In this connection UNESCO Chairs and networks and other ‘think tanks’ could be considered to be able to contribute to the comprehension of uneasy processes in Europe and in the world and to the search for solutions in the context of the task of forming a new geopolitical system of international relations based on principles of peace and cooperation for sustainable development.

References

Frei, Ch. 2014. Foreword by Christoph Frei, Secretary General, World Energy Council. In 2014 World Energy Issues Monitor. What keeps energy leaders awake at night? (pp. 2–5) London: World Energy Council.

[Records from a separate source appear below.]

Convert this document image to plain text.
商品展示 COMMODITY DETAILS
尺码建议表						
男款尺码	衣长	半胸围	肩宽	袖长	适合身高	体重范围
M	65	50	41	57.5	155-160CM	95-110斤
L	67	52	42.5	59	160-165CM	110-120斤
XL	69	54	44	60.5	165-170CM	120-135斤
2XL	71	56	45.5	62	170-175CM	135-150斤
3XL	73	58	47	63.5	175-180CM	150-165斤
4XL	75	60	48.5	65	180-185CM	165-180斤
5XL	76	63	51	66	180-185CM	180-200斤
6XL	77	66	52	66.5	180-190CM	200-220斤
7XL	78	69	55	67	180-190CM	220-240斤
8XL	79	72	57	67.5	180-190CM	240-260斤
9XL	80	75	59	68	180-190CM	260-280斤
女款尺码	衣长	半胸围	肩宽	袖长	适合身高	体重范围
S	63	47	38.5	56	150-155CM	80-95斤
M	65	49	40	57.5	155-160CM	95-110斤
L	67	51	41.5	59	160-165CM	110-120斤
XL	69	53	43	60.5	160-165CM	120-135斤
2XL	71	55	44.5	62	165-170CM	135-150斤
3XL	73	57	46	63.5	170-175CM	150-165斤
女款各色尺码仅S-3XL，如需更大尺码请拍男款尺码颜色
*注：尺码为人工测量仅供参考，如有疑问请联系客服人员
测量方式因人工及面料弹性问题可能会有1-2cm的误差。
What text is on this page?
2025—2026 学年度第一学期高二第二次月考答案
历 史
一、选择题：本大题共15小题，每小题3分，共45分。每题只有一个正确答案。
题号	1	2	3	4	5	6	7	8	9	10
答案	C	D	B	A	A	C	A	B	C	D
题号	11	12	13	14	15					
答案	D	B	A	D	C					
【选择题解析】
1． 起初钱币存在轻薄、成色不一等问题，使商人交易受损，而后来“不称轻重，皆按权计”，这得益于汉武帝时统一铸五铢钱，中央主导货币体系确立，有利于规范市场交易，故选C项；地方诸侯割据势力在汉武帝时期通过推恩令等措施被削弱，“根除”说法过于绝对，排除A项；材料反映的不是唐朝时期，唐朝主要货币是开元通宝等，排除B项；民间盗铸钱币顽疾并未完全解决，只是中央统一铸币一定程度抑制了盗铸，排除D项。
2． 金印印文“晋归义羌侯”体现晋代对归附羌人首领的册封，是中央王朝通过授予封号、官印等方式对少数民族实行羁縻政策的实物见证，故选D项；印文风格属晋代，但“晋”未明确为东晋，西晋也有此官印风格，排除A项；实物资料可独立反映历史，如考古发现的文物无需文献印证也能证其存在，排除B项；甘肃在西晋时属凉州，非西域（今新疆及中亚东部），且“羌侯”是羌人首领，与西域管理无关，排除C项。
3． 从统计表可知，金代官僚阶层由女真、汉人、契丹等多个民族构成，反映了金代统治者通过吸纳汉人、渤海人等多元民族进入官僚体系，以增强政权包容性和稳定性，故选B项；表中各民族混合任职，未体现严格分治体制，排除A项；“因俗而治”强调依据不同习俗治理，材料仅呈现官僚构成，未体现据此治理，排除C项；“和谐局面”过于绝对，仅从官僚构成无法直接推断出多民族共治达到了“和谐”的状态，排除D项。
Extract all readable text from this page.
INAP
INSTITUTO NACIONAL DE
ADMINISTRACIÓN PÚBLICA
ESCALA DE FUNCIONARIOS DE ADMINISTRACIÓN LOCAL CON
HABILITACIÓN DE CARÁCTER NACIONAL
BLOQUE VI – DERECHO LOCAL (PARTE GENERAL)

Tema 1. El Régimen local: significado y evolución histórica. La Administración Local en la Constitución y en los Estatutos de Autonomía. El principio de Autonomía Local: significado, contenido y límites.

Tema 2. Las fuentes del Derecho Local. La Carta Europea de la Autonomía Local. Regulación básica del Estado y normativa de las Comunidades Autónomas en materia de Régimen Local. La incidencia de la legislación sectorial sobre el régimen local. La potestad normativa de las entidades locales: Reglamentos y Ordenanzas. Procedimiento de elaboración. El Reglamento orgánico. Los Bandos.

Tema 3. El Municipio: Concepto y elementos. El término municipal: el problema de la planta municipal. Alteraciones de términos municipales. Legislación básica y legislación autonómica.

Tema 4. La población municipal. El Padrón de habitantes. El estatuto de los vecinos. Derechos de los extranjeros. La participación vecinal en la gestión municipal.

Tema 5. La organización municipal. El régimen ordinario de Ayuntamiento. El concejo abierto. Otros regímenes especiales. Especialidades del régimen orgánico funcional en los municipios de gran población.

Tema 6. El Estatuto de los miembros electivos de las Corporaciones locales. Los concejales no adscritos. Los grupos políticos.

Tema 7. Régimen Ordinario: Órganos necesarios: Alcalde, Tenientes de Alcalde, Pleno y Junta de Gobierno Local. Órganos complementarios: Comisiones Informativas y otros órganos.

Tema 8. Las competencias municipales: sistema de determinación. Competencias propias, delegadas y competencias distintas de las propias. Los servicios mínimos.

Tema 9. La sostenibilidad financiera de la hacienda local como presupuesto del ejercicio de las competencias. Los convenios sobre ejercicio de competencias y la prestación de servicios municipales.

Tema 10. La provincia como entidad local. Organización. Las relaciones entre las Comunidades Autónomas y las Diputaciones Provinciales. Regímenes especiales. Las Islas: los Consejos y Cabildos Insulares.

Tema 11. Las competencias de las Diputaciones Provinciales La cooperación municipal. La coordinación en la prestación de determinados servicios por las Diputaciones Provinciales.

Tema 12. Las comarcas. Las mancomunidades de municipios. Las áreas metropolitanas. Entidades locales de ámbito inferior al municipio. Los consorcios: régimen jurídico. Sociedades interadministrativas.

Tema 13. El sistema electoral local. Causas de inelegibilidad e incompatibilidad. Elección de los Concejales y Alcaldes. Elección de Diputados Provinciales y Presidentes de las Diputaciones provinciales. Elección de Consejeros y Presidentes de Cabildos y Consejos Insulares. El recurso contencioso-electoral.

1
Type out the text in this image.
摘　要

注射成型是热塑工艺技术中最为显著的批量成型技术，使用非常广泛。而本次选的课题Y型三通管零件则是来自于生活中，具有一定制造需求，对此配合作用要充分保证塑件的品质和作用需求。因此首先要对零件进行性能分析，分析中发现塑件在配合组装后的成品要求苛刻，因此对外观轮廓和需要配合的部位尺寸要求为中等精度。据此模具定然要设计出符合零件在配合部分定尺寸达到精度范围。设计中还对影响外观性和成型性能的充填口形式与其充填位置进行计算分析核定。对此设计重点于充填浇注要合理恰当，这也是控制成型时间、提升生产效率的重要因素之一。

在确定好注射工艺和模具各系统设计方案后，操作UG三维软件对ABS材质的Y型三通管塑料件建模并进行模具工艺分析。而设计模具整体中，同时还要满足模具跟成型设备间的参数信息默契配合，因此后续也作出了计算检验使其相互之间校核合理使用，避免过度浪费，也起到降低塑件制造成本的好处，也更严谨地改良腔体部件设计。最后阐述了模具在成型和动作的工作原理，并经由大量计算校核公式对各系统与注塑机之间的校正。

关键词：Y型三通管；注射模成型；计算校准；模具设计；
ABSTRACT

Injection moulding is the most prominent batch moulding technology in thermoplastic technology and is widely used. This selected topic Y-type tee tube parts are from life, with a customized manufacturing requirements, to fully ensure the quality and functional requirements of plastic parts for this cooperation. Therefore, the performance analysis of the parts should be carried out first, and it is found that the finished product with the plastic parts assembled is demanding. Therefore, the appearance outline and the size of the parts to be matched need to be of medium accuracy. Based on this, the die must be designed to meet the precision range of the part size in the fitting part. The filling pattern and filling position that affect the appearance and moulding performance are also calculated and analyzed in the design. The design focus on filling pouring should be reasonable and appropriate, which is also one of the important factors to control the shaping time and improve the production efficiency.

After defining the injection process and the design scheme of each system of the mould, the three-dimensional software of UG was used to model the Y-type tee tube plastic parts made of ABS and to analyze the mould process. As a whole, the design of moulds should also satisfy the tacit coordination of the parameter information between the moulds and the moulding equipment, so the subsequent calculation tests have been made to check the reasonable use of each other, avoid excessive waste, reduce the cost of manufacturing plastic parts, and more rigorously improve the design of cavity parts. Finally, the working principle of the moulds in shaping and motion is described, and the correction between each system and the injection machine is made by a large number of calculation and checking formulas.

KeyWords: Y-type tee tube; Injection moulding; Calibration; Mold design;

Kostyuk, V. V., and Makarov, A. A. (eds.) 2011. Energy and Geopolitics. Moscow: Nauka.

Lane L. 2015. Oil and World Power. The New Atlantis 47: 3–17. URL: http://www. thenewat lantis.com/publications/oil-and-world-power

Shaffer, B. 2016. Energy Politics. Pennsylvania: University of Pennsylvania.

The International Affairs. 2013. Magazine N12, December 2013: 94–95.

1 Oil and Gas of Russia. History and Perspectives. Published in Paris in French and in Russian in 1995.